関西弁でも「〜したわ」って言い方しますが、さすがにここで唐突に関西弁ではないと思う(笑)
特に深い意味なんてないんでしょーけど
この部分、別に「見たわ」じゃなくても「見たんだ」「見たよ」でもいいわけです。
ここで「見たわ」なのは、
この曲は自分たちのことを指すのに「僕」を使っているけど、一人称が「僕」ではない人達も含まれているからだと思うんです。
それに「僕ら」と「僕達」。
謎に統一感がないんですよね。
つまりこの曲は、この世に存在する “大人になることに対して苦しんでいるすべての若者の声” が集約されたもの。
2番
Aメロ
枯れ果てた僕らは言った 「言葉じゃとても伝わらない」
お願い僕を抱きしめて? 戦場だこの世はバンデージ
悲しみや苦しみは「悲しい」「苦しい」という言葉だけじゃ伝わらない。
ここで初めてタイトルである「バンデージ」が登場。
この世は戦場だから、お願いだから包帯のように傷だらけの僕らを抱きしめてほしい。
Bメロ
大好きだったあの人も怪物になっちゃって
誰かを憎んで嫌っているのにどうして 何も変わらない
この曲の歌詞で一番好きな箇所。
私は尾崎豊さんの曲あんまり聴いたことないんだけど、なんだろう…なぜか尾崎みを感じてしまう。

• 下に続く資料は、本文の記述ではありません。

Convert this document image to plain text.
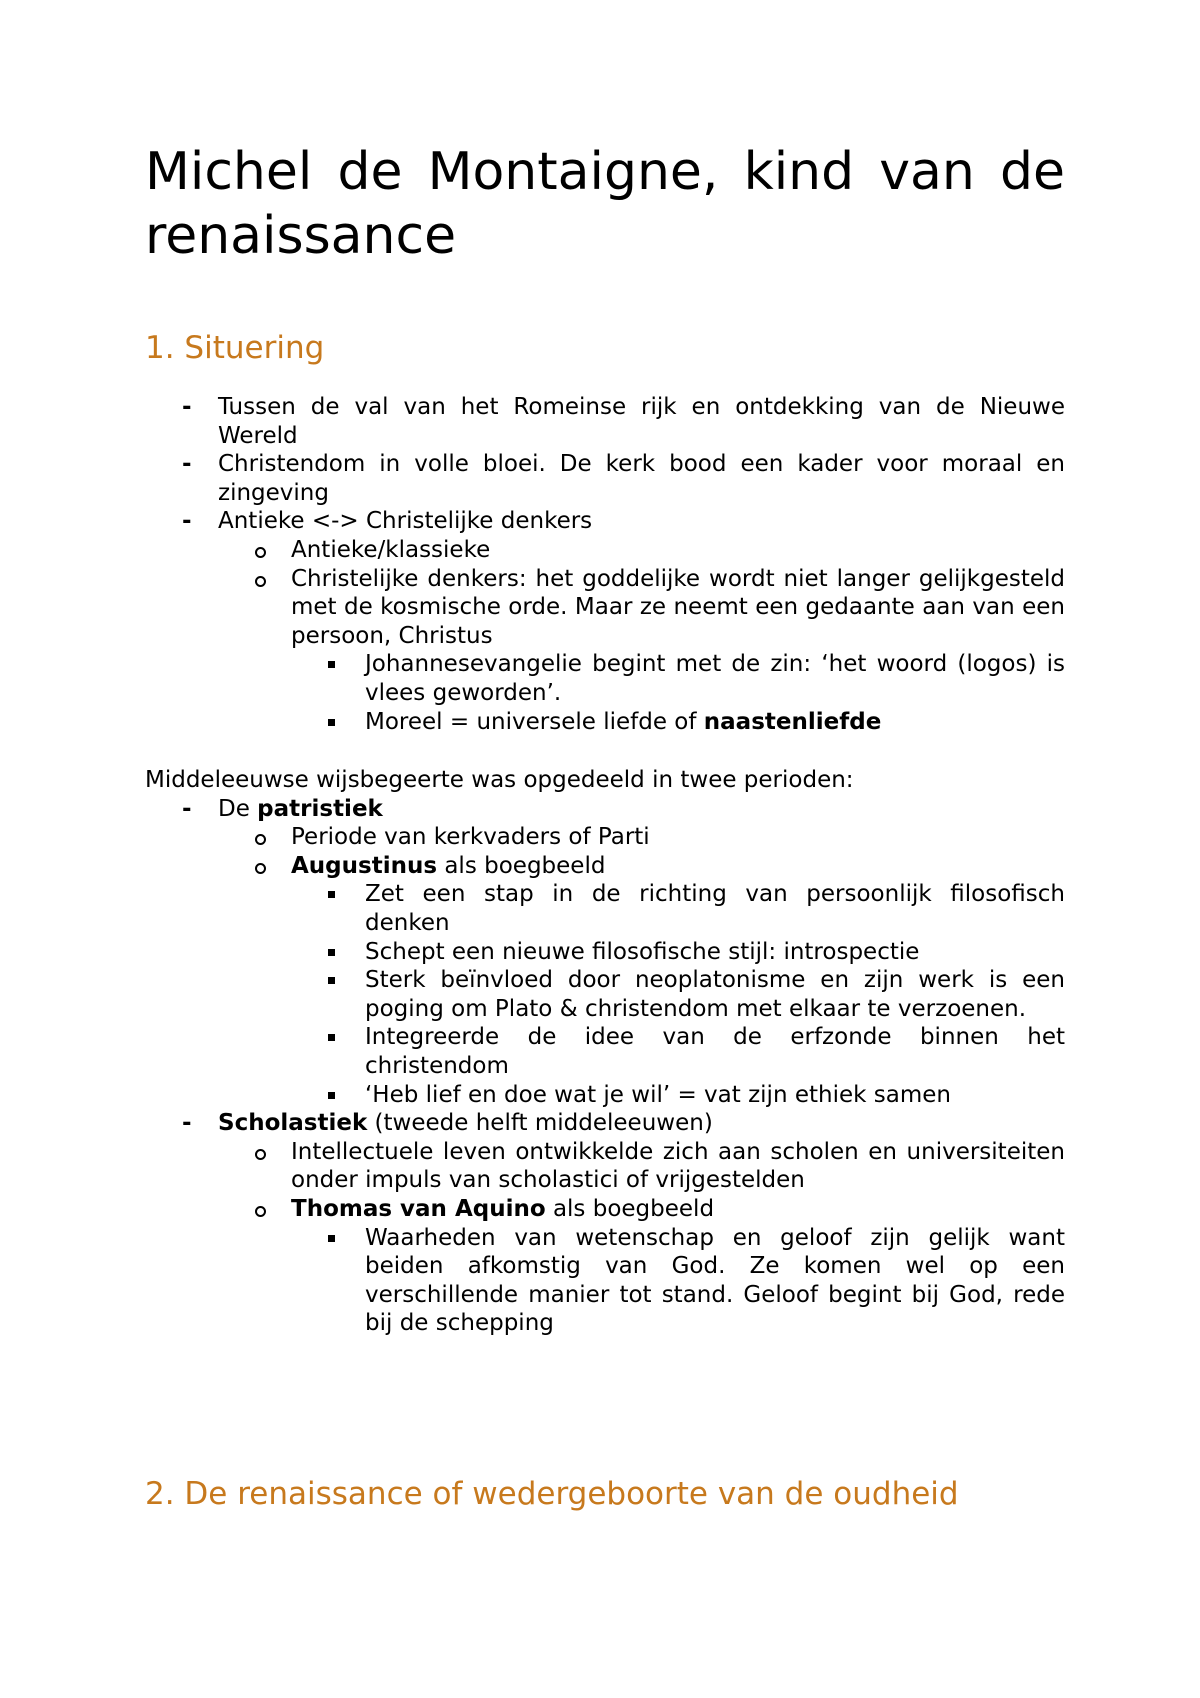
Michel de Montaigne, kind van de renaissance
1. Situering
- Tussen de val van het Romeinse rijk en ontdekking van de Nieuwe Wereld
- Christendom in volle bloei. De kerk bood een kader voor moraal en zingeving
- Antieke <-> Christelijke denkers
Antieke/klassieke
Christelijke denkers: het goddelijke wordt niet langer gelijkgesteld met de kosmische orde. Maar ze neemt een gedaante aan van een persoon, Christus
Johannesevangelie begint met de zin: ‘het woord (logos) is vlees geworden’.
Moreel = universele liefde of naastenliefde
Middeleeuwse wijsbegeerte was opgedeeld in twee perioden:
- De patristiek
Periode van kerkvaders of Parti
Augustinus als boegbeeld
Zet een stap in de richting van persoonlijk filosofisch denken
Schept een nieuwe filosofische stijl: introspectie
Sterk beïnvloed door neoplatonisme en zijn werk is een poging om Plato & christendom met elkaar te verzoenen.
Integreerde de idee van de erfzonde binnen het christendom
‘Heb lief en doe wat je wil’ = vat zijn ethiek samen
- Scholastiek (tweede helft middeleeuwen)
Intellectuele leven ontwikkelde zich aan scholen en universiteiten onder impuls van scholastici of vrijgestelden
Thomas van Aquino als boegbeeld
Waarheden van wetenschap en geloof zijn gelijk want beiden afkomstig van God. Ze komen wel op een verschillende manier tot stand. Geloof begint bij God, rede bij de schepping
2. De renaissance of wedergeboorte van de oudheid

好きなもの→嫌いになるという過程は、本当にやるせない。
これを音楽にしてくれる人ってマジで少ないんですよね。(私が知らないだけで探したらいっぱいあるかもしれんが)
我々人間は言葉を使って意思疎通するけど、やっぱり言葉だけじゃ簡単に伝わるわけない。
サビ
ああ怖い夢を見たわ赤い果実が熟してしまって
それを飲み干しすべてを知り悟っては
悲しい現実が見え始めて
熟した果実とは、大勢の人がパッと思いつくのは禁断の果実=リンゴでしょう。
果実を口にしたことによって、何も知らなかったあの頃にはもう戻れない、苦しみはこれからも続いていくことを悟る。

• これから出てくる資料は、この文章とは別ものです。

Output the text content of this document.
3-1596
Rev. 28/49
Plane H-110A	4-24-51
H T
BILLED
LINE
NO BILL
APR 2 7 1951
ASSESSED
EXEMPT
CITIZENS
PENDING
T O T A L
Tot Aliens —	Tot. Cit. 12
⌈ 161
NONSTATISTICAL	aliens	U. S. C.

ちなみに私は初めて聴いたとき、この「赤い果実」はザクロを思い浮かべました。
ほら、ザクロってなんか見た目ちょっとグロいし…
絶望を歌っている歌でリンゴはちょっとスッキリしすぎているというか綺麗すぎるというか。
「BANDAGE」の意味とは
苦しんでいる我々にとっては、この世そのものが戦場。
その戦場の上に立ち、必死で生きている人間が求めるものといえば、傷ついた身体を癒してくれる 治してくれるものでしょう。
誰か助けてほしい。この傷を治したい。
悲痛ややるせない叫びで、とにかく痛くて精神から血を流している。
バンデージ(包帯)=この血を誰か止めて
さユりさんの独特な歌い方やブレスが、より悲壮感を醸し出してる気がします。
最近のさユりさんからは、こういう叫ばずにはいられない想いみたいな曲が全然なくて寂しい…
アーティストってだんだんつまらなくなるものだけど、まだデビューしてちょっとしか経ってない!つまらなくなるの早すぎるよ!
さユりさんの心の叫びを表したような曲、待ってます。